Why the new cyberwar is tilted against democracies

In other words, while it is important that democracies not spy on their citizens, it is as important that democracies have ways to defend themselves and their citizens from the dangerous cyber world that is emerging. This new world is significantly imbalanced in favor of non-democratic nations—not because authoritarian states are more technologically sophisticated than their democratic counterparts, but because they are more institutionally flexible, opaque, unaccountable, and often corrupt. Last May, for example, the U.S. Justice Department indicted five Chinese military hackers for “computer hacking, economic espionage and other offenses directed at six American victims in the U.S. nuclear power, metals and solar products industries.” The U.S. military is also active in cyberspace and surely trying to breach the cyber defenses of other governments. But in contrast to their rivals in China or Russia, U.S. companies cannot rely on their nation’s spy agencies to steal the commercial secrets of foreign competitors.
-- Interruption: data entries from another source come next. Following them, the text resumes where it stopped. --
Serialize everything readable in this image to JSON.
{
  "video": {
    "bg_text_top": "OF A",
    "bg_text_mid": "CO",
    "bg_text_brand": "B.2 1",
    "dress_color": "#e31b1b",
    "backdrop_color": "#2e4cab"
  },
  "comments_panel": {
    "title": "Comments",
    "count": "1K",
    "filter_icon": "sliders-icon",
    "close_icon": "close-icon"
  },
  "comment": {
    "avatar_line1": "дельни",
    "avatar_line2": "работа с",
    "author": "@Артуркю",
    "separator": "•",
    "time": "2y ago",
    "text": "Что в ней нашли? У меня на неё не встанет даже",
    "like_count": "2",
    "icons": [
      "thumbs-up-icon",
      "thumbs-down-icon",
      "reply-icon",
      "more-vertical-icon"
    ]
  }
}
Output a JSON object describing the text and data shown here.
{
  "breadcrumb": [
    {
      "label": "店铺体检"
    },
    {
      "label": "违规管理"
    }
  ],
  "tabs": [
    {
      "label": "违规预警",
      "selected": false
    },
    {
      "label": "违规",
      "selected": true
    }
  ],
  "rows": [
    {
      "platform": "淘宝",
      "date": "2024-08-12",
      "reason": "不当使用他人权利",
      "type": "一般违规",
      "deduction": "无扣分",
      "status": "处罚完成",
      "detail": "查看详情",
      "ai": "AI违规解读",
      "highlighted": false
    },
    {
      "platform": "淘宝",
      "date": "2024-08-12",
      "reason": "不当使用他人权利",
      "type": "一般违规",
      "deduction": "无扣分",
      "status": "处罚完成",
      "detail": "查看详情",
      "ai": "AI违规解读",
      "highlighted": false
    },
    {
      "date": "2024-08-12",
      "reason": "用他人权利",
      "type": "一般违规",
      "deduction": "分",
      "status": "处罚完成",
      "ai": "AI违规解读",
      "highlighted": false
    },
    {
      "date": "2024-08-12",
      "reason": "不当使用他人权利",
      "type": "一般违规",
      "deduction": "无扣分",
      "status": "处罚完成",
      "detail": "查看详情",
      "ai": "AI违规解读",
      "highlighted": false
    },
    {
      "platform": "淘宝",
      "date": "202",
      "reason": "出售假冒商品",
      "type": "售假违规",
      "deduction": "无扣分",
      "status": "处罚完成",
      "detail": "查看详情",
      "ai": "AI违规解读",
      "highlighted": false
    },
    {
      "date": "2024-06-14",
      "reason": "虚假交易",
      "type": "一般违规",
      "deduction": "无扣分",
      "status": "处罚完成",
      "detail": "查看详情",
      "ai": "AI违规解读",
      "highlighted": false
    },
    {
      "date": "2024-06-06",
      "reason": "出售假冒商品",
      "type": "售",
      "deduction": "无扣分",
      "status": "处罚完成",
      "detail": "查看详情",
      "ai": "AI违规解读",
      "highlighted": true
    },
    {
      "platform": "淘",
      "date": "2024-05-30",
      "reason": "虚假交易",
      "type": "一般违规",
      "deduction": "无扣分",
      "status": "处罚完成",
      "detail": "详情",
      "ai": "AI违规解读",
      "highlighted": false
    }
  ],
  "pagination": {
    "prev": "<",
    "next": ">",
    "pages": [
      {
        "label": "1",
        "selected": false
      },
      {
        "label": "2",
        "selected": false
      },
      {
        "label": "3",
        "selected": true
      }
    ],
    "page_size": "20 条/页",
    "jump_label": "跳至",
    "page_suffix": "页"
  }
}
The 9/11 attacks popularized a concept that until then was mostly found in reports by war planners or in academic texts on geopolitics: asymmetric warfare. It’s the kind of conflict in which one side has far less power and resources than the other, but still manages to score important victories and may even win the war. Al-Qaeda was far weaker than the United States, but by using disruptive tactics and unconventional tools (suicide bombers, box cutters, and jetliners) succeeded in inflicting great damage on its enemy. The increasingly fierce barrage of cyber attacks originating from non-democracies against the governments of democratic nations and their private firms, scientific centers, foundations, and civil-society organizations is a new form of asymmetry for which democratic countries lack effective answers. It’s yet another sign of this imbalance that Russia and China do not have their own Snowden.